Just this week in Manhattan, I saw a defendant produced from Rikers to answer to some misdemeanor larceny charges. The defendant, a black man, had been held in custody since September. The DA offered him a non-criminal disposition to resolve the case, and the defendant quickly accepted the offer. He would be released after spending three months in custody for a case which resulted in a plea to Disorderly Conduct – a violation which is punishable by only 15 days in jail. Here are a few other examples of my own cases where the bail was unnecessary and excessive:

  • A prosecutor asked for $5,000 cash bail for a man charged in Mount Vernon with driving with a suspended license
  • A Bronx judge set $1,000 cash bail where the man was charged with a B misdemeanor (punishable by 90 days in jail), citing an open case that had been Adjourned in Contemplation of Dismissal
  • A Manhattan judge set $1,500 cash bail (the DA had asked for $10,000) on an Endangering the Welfare of a Child case that ultimately resolved with a non-criminal disposition

Thankfully, my clients mentioned above had the means to post bail. Simply put, prosecutors and judges forced the hand of the Legislature to do something, as too many were sitting in pre-trial detention merely because they couldn’t afford bail or the fee of a bondsman.

 

Non-Monetary Conditions of Release Can Be Used

The nay-sayers of bail reform seem to forget that non-monetary forms of pre-trial release can be imposed. Yet judges almost never use, and prosecutors almost never request, such conditions. Non-monetary conditions of release can include:

  • Pre-trial supervision services
  • Electronic monitoring
  • Substance or alcohol counseling
  • Drug testing
  • Curfew

The District Attorney of Orange County recently cited one of our clients as one such case for why the new bail laws are a bad idea. Our client is facing a charge of Leaving the Scene of an Incident Without Reporting, a class D non-violent felony. He’s alleged to have had an accident with a motorcyclist, who tragically died from his injuries.

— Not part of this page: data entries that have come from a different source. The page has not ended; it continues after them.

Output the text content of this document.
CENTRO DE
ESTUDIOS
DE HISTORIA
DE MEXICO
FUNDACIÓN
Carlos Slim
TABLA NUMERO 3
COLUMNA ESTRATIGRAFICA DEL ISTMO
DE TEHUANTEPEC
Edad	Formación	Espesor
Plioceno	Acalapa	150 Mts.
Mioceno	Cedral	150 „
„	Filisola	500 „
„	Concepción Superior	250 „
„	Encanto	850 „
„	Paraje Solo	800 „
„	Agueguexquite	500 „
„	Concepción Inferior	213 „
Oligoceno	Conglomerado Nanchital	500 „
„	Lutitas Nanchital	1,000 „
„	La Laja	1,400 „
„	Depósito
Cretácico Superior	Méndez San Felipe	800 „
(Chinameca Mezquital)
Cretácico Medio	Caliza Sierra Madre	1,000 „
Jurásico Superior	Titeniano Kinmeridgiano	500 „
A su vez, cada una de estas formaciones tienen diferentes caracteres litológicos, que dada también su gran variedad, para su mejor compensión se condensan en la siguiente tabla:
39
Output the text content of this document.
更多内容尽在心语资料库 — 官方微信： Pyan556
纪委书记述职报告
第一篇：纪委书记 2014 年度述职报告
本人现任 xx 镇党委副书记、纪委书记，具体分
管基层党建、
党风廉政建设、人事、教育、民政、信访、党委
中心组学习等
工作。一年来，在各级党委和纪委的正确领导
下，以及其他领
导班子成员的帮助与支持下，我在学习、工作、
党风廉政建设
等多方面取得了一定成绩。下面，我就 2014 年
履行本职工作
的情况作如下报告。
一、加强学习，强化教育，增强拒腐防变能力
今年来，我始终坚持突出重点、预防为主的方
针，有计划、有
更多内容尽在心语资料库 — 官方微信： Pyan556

As of January 1, 2020, our client can no longer be held in custody on cash bail. The DA claims our client is a flight risk because he’s a non-citizen. In this case, the DA ignores the fact that our client is innocent until proven guilty. He glosses over the fact that the allegation in this case is that there was a tragic motor vehicle accident – not an intentional violent offense. He forgets that our client has been working hard and raising a family in Westchester for the last 25 years. Our client has every reason to go back to court, and there is no reason to infer otherwise.

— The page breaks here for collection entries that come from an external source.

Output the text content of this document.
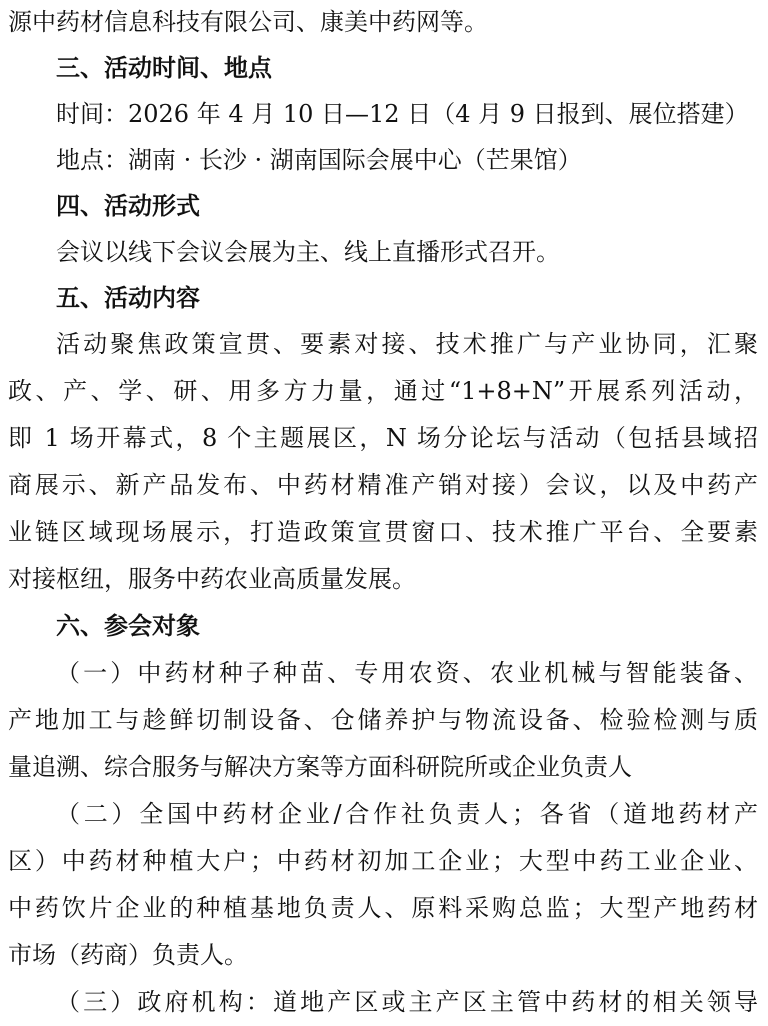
源中药材信息科技有限公司、康美中药网等。
三、活动时间、地点
时间：2026 年 4 月 10 日—12 日（4 月 9 日报到、展位搭建）
地点：湖南 · 长沙 · 湖南国际会展中心（芒果馆）
四、活动形式
会议以线下会议会展为主、线上直播形式召开。
五、活动内容
活动聚焦政策宣贯、要素对接、技术推广与产业协同，汇聚
政、产、学、研、用多方力量，通过“1+8+N”开展系列活动，
即 1 场开幕式，8 个主题展区，N 场分论坛与活动（包括县域招
商展示、新产品发布、中药材精准产销对接）会议，以及中药产
业链区域现场展示，打造政策宣贯窗口、技术推广平台、全要素
对接枢纽，服务中药农业高质量发展。
六、参会对象
（一）中药材种子种苗、专用农资、农业机械与智能装备、
产地加工与趁鲜切制设备、仓储养护与物流设备、检验检测与质
量追溯、综合服务与解决方案等方面科研院所或企业负责人
（二）全国中药材企业/合作社负责人；各省（道地药材产
区）中药材种植大户；中药材初加工企业；大型中药工业企业、
中药饮片企业的种植基地负责人、原料采购总监；大型产地药材
市场（药商）负责人。
（三）政府机构：道地产区或主产区主管中药材的相关领导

It’s worth noting that, in some cases, the new bail statute will allow a DA to petition for bail where there is a showing that a defendant poses a risk of flight to avoid prosecution. Further, if a defendant is arrested for a new offense while at liberty on a pending case, a DA may also be able to ask for bail.

 

Concerns About the New Bail Laws

We’re criminal defense attorneys – we advocate for our clients. And our clients have a better chance of adequately and meaningfully defending themselves when they are not held in pre-trial detention. Because of our ethical duty to zealously advocate for our clients, we will always try to get our clients out of jail.

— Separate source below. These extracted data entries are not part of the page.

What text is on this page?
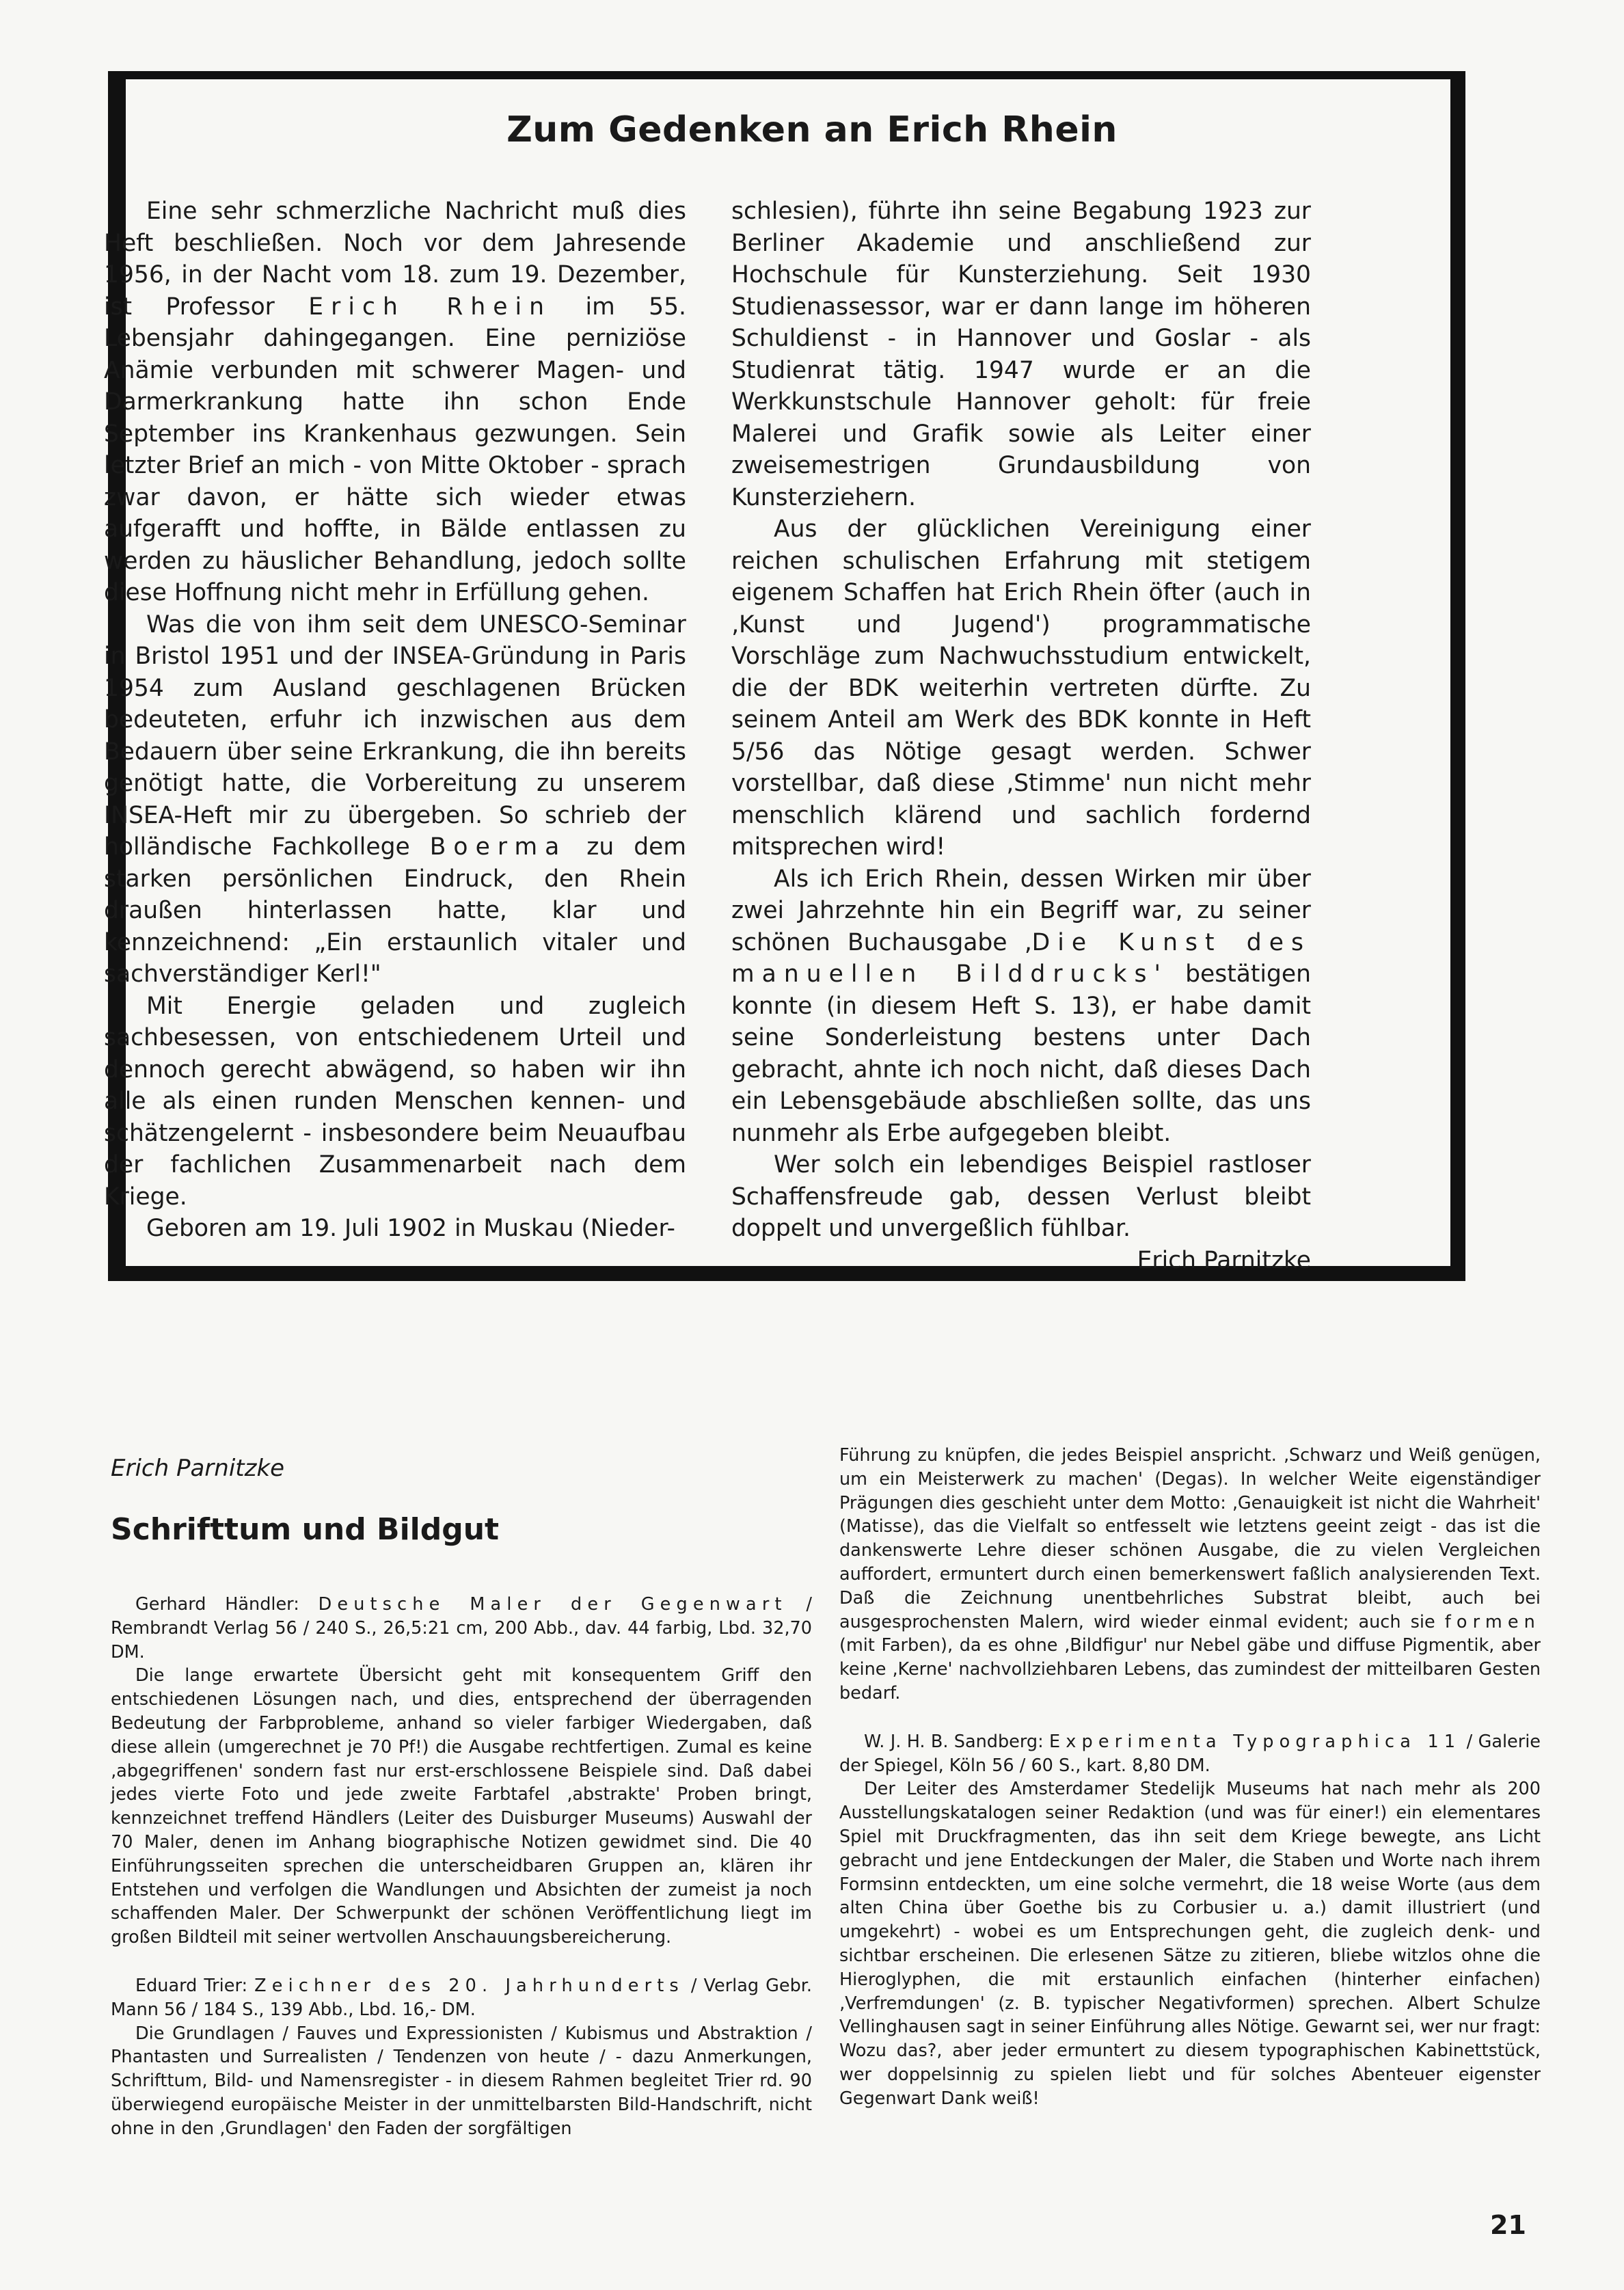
Zum Gedenken an Erich Rhein

Eine sehr schmerzliche Nachricht muß dies Heft beschließen. Noch vor dem Jahresende 1956, in der Nacht vom 18. zum 19. Dezember, ist Professor Erich Rhein im 55. Lebensjahr dahingegangen. Eine perniziöse Anämie verbunden mit schwerer Magen- und Darmerkrankung hatte ihn schon Ende September ins Krankenhaus gezwungen. Sein letzter Brief an mich - von Mitte Oktober - sprach zwar davon, er hätte sich wieder etwas aufgerafft und hoffte, in Bälde entlassen zu werden zu häuslicher Behandlung, jedoch sollte diese Hoffnung nicht mehr in Erfüllung gehen.

Was die von ihm seit dem UNESCO-Seminar in Bristol 1951 und der INSEA-Gründung in Paris 1954 zum Ausland geschlagenen Brücken bedeuteten, erfuhr ich inzwischen aus dem Bedauern über seine Erkrankung, die ihn bereits genötigt hatte, die Vorbereitung zu unserem INSEA-Heft mir zu übergeben. So schrieb der holländische Fachkollege Boerma zu dem starken persönlichen Eindruck, den Rhein draußen hinterlassen hatte, klar und kennzeichnend: „Ein erstaunlich vitaler und sachverständiger Kerl!"

Mit Energie geladen und zugleich sachbesessen, von entschiedenem Urteil und dennoch gerecht abwägend, so haben wir ihn alle als einen runden Menschen kennen- und schätzengelernt - insbesondere beim Neuaufbau der fachlichen Zusammenarbeit nach dem Kriege.

Geboren am 19. Juli 1902 in Muskau (Nieder-

schlesien), führte ihn seine Begabung 1923 zur Berliner Akademie und anschließend zur Hochschule für Kunsterziehung. Seit 1930 Studienassessor, war er dann lange im höheren Schuldienst - in Hannover und Goslar - als Studienrat tätig. 1947 wurde er an die Werkkunstschule Hannover geholt: für freie Malerei und Grafik sowie als Leiter einer zweisemestrigen Grundausbildung von Kunsterziehern.

Aus der glücklichen Vereinigung einer reichen schulischen Erfahrung mit stetigem eigenem Schaffen hat Erich Rhein öfter (auch in ‚Kunst und Jugend') programmatische Vorschläge zum Nachwuchsstudium entwickelt, die der BDK weiterhin vertreten dürfte. Zu seinem Anteil am Werk des BDK konnte in Heft 5/56 das Nötige gesagt werden. Schwer vorstellbar, daß diese ‚Stimme' nun nicht mehr menschlich klärend und sachlich fordernd mitsprechen wird!

Als ich Erich Rhein, dessen Wirken mir über zwei Jahrzehnte hin ein Begriff war, zu seiner schönen Buchausgabe ‚Die Kunst des manuellen Bilddrucks' bestätigen konnte (in diesem Heft S. 13), er habe damit seine Sonderleistung bestens unter Dach gebracht, ahnte ich noch nicht, daß dieses Dach ein Lebensgebäude abschließen sollte, das uns nunmehr als Erbe aufgegeben bleibt.

Wer solch ein lebendiges Beispiel rastloser Schaffensfreude gab, dessen Verlust bleibt doppelt und unvergeßlich fühlbar.
Erich Parnitzke

Erich Parnitzke

Schrifttum und Bildgut

Gerhard Händler: Deutsche Maler der Gegenwart / Rembrandt Verlag 56 / 240 S., 26,5:21 cm, 200 Abb., dav. 44 farbig, Lbd. 32,70 DM.

Die lange erwartete Übersicht geht mit konsequentem Griff den entschiedenen Lösungen nach, und dies, entsprechend der überragenden Bedeutung der Farbprobleme, anhand so vieler farbiger Wiedergaben, daß diese allein (umgerechnet je 70 Pf!) die Ausgabe rechtfertigen. Zumal es keine ‚abgegriffenen' sondern fast nur erst-erschlossene Beispiele sind. Daß dabei jedes vierte Foto und jede zweite Farbtafel ‚abstrakte' Proben bringt, kennzeichnet treffend Händlers (Leiter des Duisburger Museums) Auswahl der 70 Maler, denen im Anhang biographische Notizen gewidmet sind. Die 40 Einführungsseiten sprechen die unterscheidbaren Gruppen an, klären ihr Entstehen und verfolgen die Wandlungen und Absichten der zumeist ja noch schaffenden Maler. Der Schwerpunkt der schönen Veröffentlichung liegt im großen Bildteil mit seiner wertvollen Anschauungsbereicherung.

Eduard Trier: Zeichner des 20. Jahrhunderts / Verlag Gebr. Mann 56 / 184 S., 139 Abb., Lbd. 16,- DM.

Die Grundlagen / Fauves und Expressionisten / Kubismus und Abstraktion / Phantasten und Surrealisten / Tendenzen von heute / - dazu Anmerkungen, Schrifttum, Bild- und Namensregister - in diesem Rahmen begleitet Trier rd. 90 überwiegend europäische Meister in der unmittelbarsten Bild-Handschrift, nicht ohne in den ‚Grundlagen' den Faden der sorgfältigen

Führung zu knüpfen, die jedes Beispiel anspricht. ‚Schwarz und Weiß genügen, um ein Meisterwerk zu machen' (Degas). In welcher Weite eigenständiger Prägungen dies geschieht unter dem Motto: ‚Genauigkeit ist nicht die Wahrheit' (Matisse), das die Vielfalt so entfesselt wie letztens geeint zeigt - das ist die dankenswerte Lehre dieser schönen Ausgabe, die zu vielen Vergleichen auffordert, ermuntert durch einen bemerkenswert faßlich analysierenden Text. Daß die Zeichnung unentbehrliches Substrat bleibt, auch bei ausgesprochensten Malern, wird wieder einmal evident; auch sie formen (mit Farben), da es ohne ‚Bildfigur' nur Nebel gäbe und diffuse Pigmentik, aber keine ‚Kerne' nachvollziehbaren Lebens, das zumindest der mitteilbaren Gesten bedarf.

W. J. H. B. Sandberg: Experimenta Typographica 11 / Galerie der Spiegel, Köln 56 / 60 S., kart. 8,80 DM.

Der Leiter des Amsterdamer Stedelijk Museums hat nach mehr als 200 Ausstellungskatalogen seiner Redaktion (und was für einer!) ein elementares Spiel mit Druckfragmenten, das ihn seit dem Kriege bewegte, ans Licht gebracht und jene Entdeckungen der Maler, die Staben und Worte nach ihrem Formsinn entdeckten, um eine solche vermehrt, die 18 weise Worte (aus dem alten China über Goethe bis zu Corbusier u. a.) damit illustriert (und umgekehrt) - wobei es um Entsprechungen geht, die zugleich denk- und sichtbar erscheinen. Die erlesenen Sätze zu zitieren, bliebe witzlos ohne die Hieroglyphen, die mit erstaunlich einfachen (hinterher einfachen) ‚Verfremdungen' (z. B. typischer Negativformen) sprechen. Albert Schulze Vellinghausen sagt in seiner Einführung alles Nötige. Gewarnt sei, wer nur fragt: Wozu das?, aber jeder ermuntert zu diesem typographischen Kabinettstück, wer doppelsinnig zu spielen liebt und für solches Abenteuer eigenster Gegenwart Dank weiß!

21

Yet there are some changes in the new bail laws that may be cause for concern. One particular concern is the financial funding needed to support bail reforms. The new laws did not provide funding for implementation. As many more people are expected to be placed on pre-trial supervision, it’s unclear how courts will have adequate resources. More officers and new technology may be needed to make pre-trial supervision work as the Legislature intended.

Lastly, there are two violent felonies which the Legislature decided were not appropriate for cash bail – Robbery in the Second Degree (aided) and Burglary in the Second Degree (dwelling). A person who breaks into my home and steals my things will be automatically released? A person is released even though they helped their friend forcibly steal my cell phone from me? While bail may not be appropriate in every case, perhaps a judge is in the best position to determine that.